In Douglas, 2012 TCC 73, the penalty was imposed for failure to file form T1133 (s.162 (7)), which reports on the ownership of specified foreign property. Judge Woods vacated the penalty saying, in effect, that a penalty was unfair in the circumstances of the case. (The taxpayer filed electronically and the program did not contemplate the filing of the form.) Of particular interest here is the judge’s finding that a due diligence defense was available to the taxpayer even though none was provided for in the Act in respect of this penalty.
In Knight, 2012 TCC 118, the penalties were imposed for repeated failures to report income (s. 163(1)). This can be particularly onerous in some circumstances, as the judge Jorré pointed out. Here, the penalties amounted to some 211% of the tax otherwise payable. The court upheld the penalties in the circumstances (the taxpayer was unable to make out a due diligence defense), but expressly encouraged the taxpayer to apply for relief from the severity of them under the fairness provisions.
In the third and most recent case, Friedlander, 2012 TCC 163, the taxpayer ran afoul of the penalties for over contributing to an RRSP (s.204.1).
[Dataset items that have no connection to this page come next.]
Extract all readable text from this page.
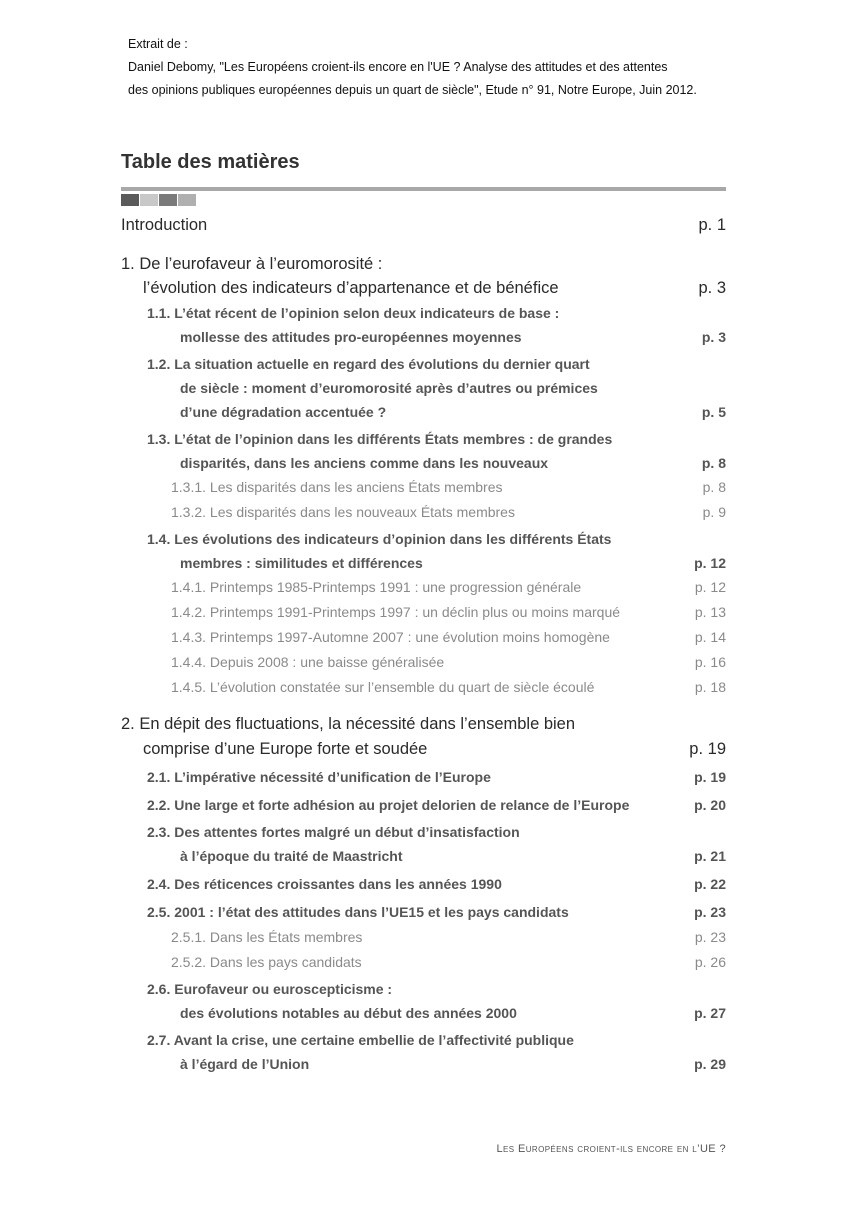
Extrait de :
Daniel Debomy, "Les Européens croient-ils encore en l'UE ? Analyse des attitudes et des attentes
des opinions publiques européennes depuis un quart de siècle", Etude n° 91, Notre Europe, Juin 2012.
Table des matières
Introduction	p. 1
1. De l’eurofaveur à l’euromorosité :
l’évolution des indicateurs d’appartenance et de bénéfice	p. 3
1.1. L’état récent de l’opinion selon deux indicateurs de base :
mollesse des attitudes pro-européennes moyennes	p. 3
1.2. La situation actuelle en regard des évolutions du dernier quart
de siècle : moment d’euromorosité après d’autres ou prémices
d’une dégradation accentuée ?	p. 5
1.3. L’état de l’opinion dans les différents États membres : de grandes
disparités, dans les anciens comme dans les nouveaux	p. 8
1.3.1. Les disparités dans les anciens États membres	p. 8
1.3.2. Les disparités dans les nouveaux États membres	p. 9
1.4. Les évolutions des indicateurs d’opinion dans les différents États
membres : similitudes et différences	p. 12
1.4.1. Printemps 1985-Printemps 1991 : une progression générale	p. 12
1.4.2. Printemps 1991-Printemps 1997 : un déclin plus ou moins marqué	p. 13
1.4.3. Printemps 1997-Automne 2007 : une évolution moins homogène	p. 14
1.4.4. Depuis 2008 : une baisse généralisée	p. 16
1.4.5. L’évolution constatée sur l’ensemble du quart de siècle écoulé	p. 18
2. En dépit des fluctuations, la nécessité dans l’ensemble bien
comprise d’une Europe forte et soudée	p. 19
2.1. L’impérative nécessité d’unification de l’Europe	p. 19
2.2. Une large et forte adhésion au projet delorien de relance de l’Europe	p. 20
2.3. Des attentes fortes malgré un début d’insatisfaction
à l’époque du traité de Maastricht	p. 21
2.4. Des réticences croissantes dans les années 1990	p. 22
2.5. 2001 : l’état des attitudes dans l’UE15 et les pays candidats	p. 23
2.5.1. Dans les États membres	p. 23
2.5.2. Dans les pays candidats	p. 26
2.6. Eurofaveur ou euroscepticisme :
des évolutions notables au début des années 2000	p. 27
2.7. Avant la crise, une certaine embellie de l’affectivité publique
à l’égard de l’Union	p. 29
Les Européens croient-ils encore en l’UE ?
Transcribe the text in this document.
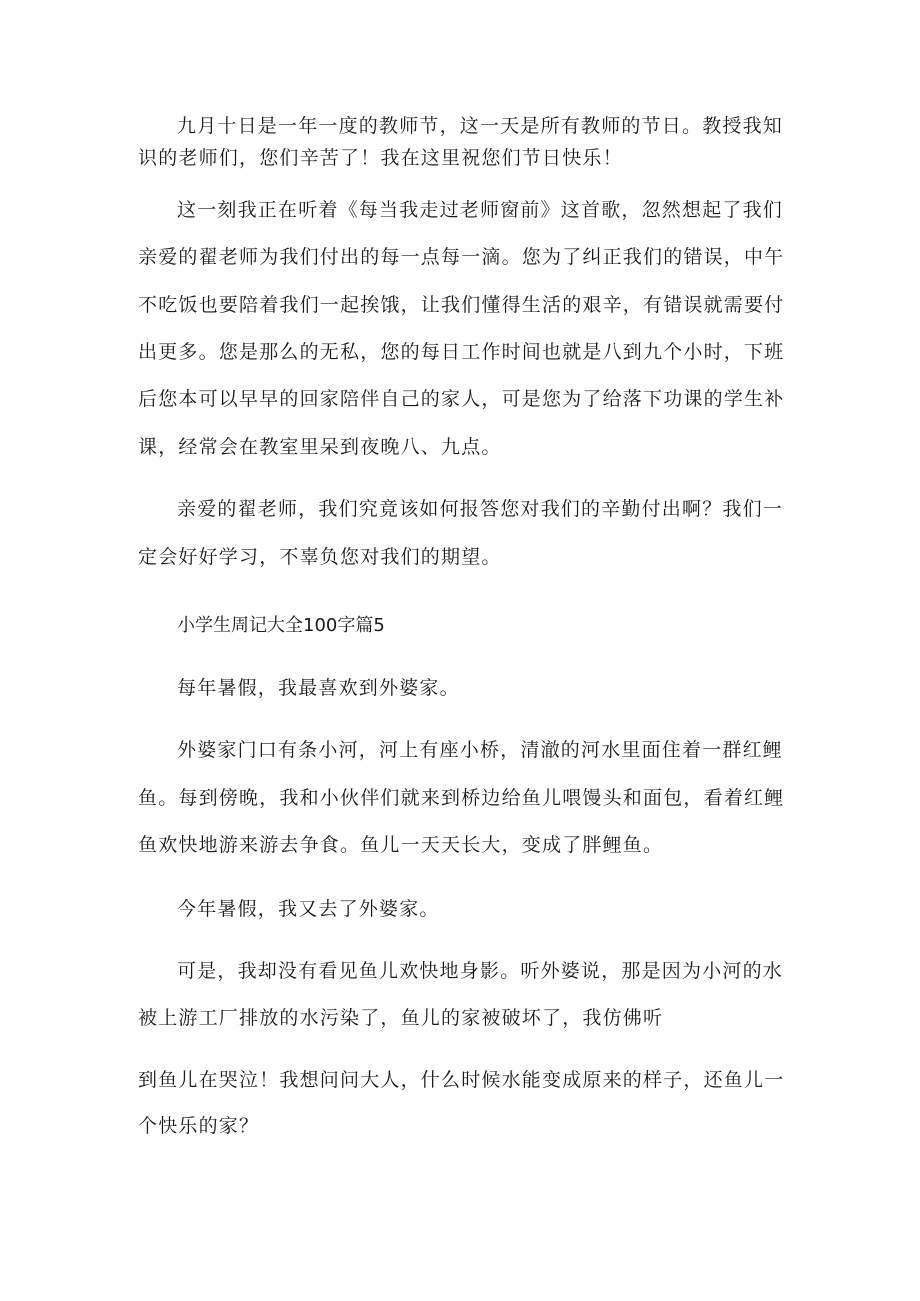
九月十日是一年一度的教师节，这一天是所有教师的节日。教授我知

识的老师们，您们辛苦了！我在这里祝您们节日快乐！

这一刻我正在听着《每当我走过老师窗前》这首歌，忽然想起了我们

亲爱的翟老师为我们付出的每一点每一滴。您为了纠正我们的错误，中午

不吃饭也要陪着我们一起挨饿，让我们懂得生活的艰辛，有错误就需要付

出更多。您是那么的无私，您的每日工作时间也就是八到九个小时，下班

后您本可以早早的回家陪伴自己的家人，可是您为了给落下功课的学生补

课，经常会在教室里呆到夜晚八、九点。

亲爱的翟老师，我们究竟该如何报答您对我们的辛勤付出啊？我们一

定会好好学习，不辜负您对我们的期望。

小学生周记大全100字篇5

每年暑假，我最喜欢到外婆家。

外婆家门口有条小河，河上有座小桥，清澈的河水里面住着一群红鲤

鱼。每到傍晚，我和小伙伴们就来到桥边给鱼儿喂馒头和面包，看着红鲤

鱼欢快地游来游去争食。鱼儿一天天长大，变成了胖鲤鱼。

今年暑假，我又去了外婆家。

可是，我却没有看见鱼儿欢快地身影。听外婆说，那是因为小河的水

被上游工厂排放的水污染了，鱼儿的家被破坏了，我仿佛听

到鱼儿在哭泣！我想问问大人，什么时候水能变成原来的样子，还鱼儿一

个快乐的家？
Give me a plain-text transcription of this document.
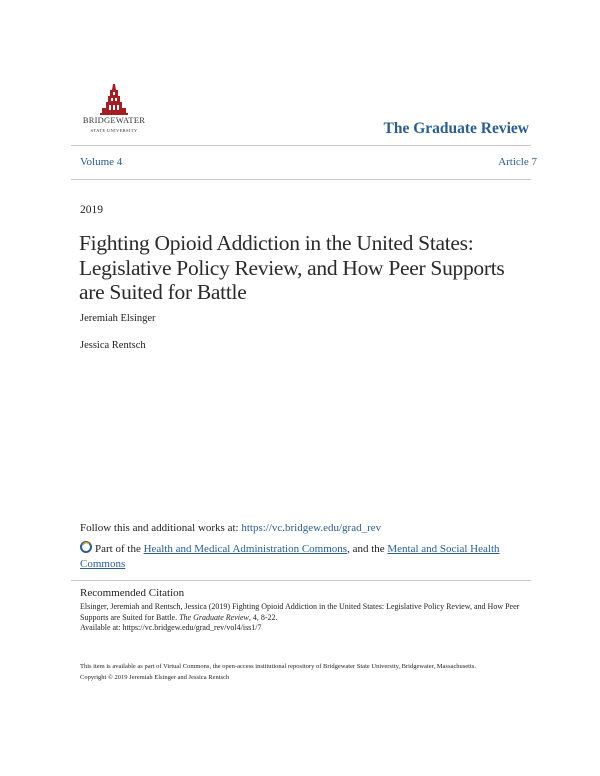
BRIDGEWATER
STATE UNIVERSITY	The Graduate Review
Volume 4	Article 7
2019
Fighting Opioid Addiction in the United States: Legislative Policy Review, and How Peer Supports are Suited for Battle
Jeremiah Elsinger
Jessica Rentsch
Follow this and additional works at: https://vc.bridgew.edu/grad_rev
Part of the Health and Medical Administration Commons, and the Mental and Social Health Commons
Recommended Citation
Elsinger, Jeremiah and Rentsch, Jessica (2019) Fighting Opioid Addiction in the United States: Legislative Policy Review, and How Peer Supports are Suited for Battle. The Graduate Review, 4, 8-22.
Available at: https://vc.bridgew.edu/grad_rev/vol4/iss1/7
This item is available as part of Virtual Commons, the open-access institutional repository of Bridgewater State University, Bridgewater, Massachusetts.
Copyright © 2019 Jeremiah Elsinger and Jessica Rentsch
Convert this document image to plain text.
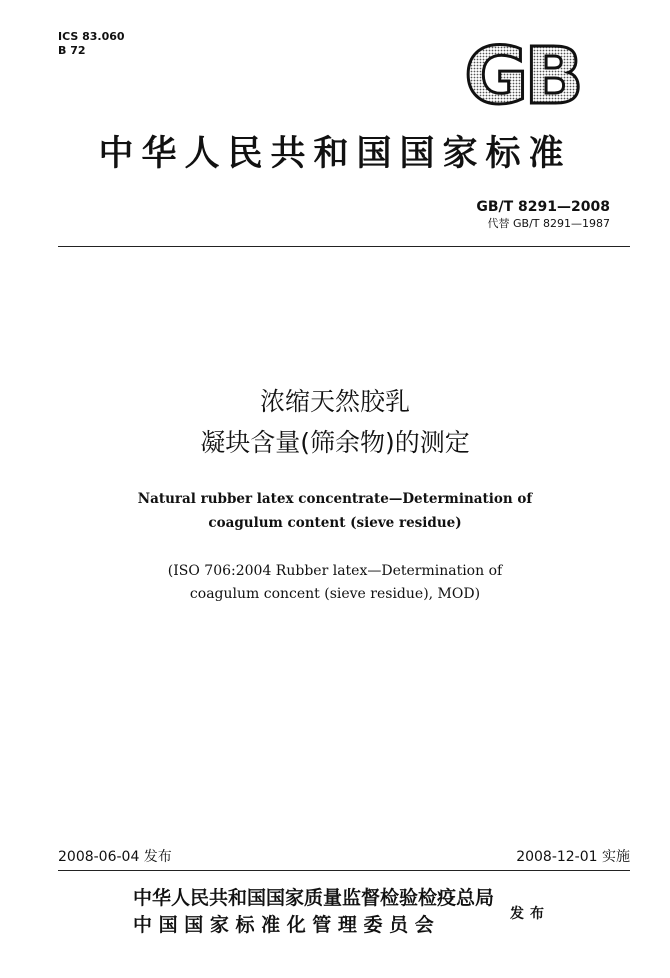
ICS 83.060
B 72	GB
中华人民共和国国家标准
GB/T 8291—2008
代替 GB/T 8291—1987
浓缩天然胶乳
凝块含量(筛余物)的测定
Natural rubber latex concentrate—Determination of
coagulum content (sieve residue)
(ISO 706:2004 Rubber latex—Determination of
coagulum concent (sieve residue), MOD)
2008-06-04 发布	2008-12-01 实施
中华人民共和国国家质量监督检验检疫总局
中 国 国 家 标 准 化 管 理 委 员 会	发布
The taxpayer was misled by an investment counselor at his bank into setting up an RRSP instead of an unregistered account. Technically, the taxpayer was liable for tax on the over contributions, and associated penalties. Judge Paris vacated the penalties on the basis that the taxpayer had acted reasonably in the circumstances, but held that he had no jurisdiction to waive the tax. He made a point of encouraging the taxpayer to reapply for relief from the tax under the fairness provisions. (The Minister had denied an initial request.)
In each of these cases the court said that the imposition of a penalty was unfair in the circumstances. In two of them, it encouraged the taxpayer to apply for fairness relief. Reading the cases together, I’m left with a sense that at some stage in the Appeals process someone should have recognized what each of the judges did, and settled the cases on an administrative basis. I hope these cases do not indicate that CRA (and Justice) are mindlessly applying the penalty provisions without due regard for the circumstances of each case. The integrity of our self-assessing system (not to mention the time of the Tax Court) is better served if taxpayers believe that a technical breach of the Act will be waived by the CRA in appropriate circumstances and not require an appeal to the court.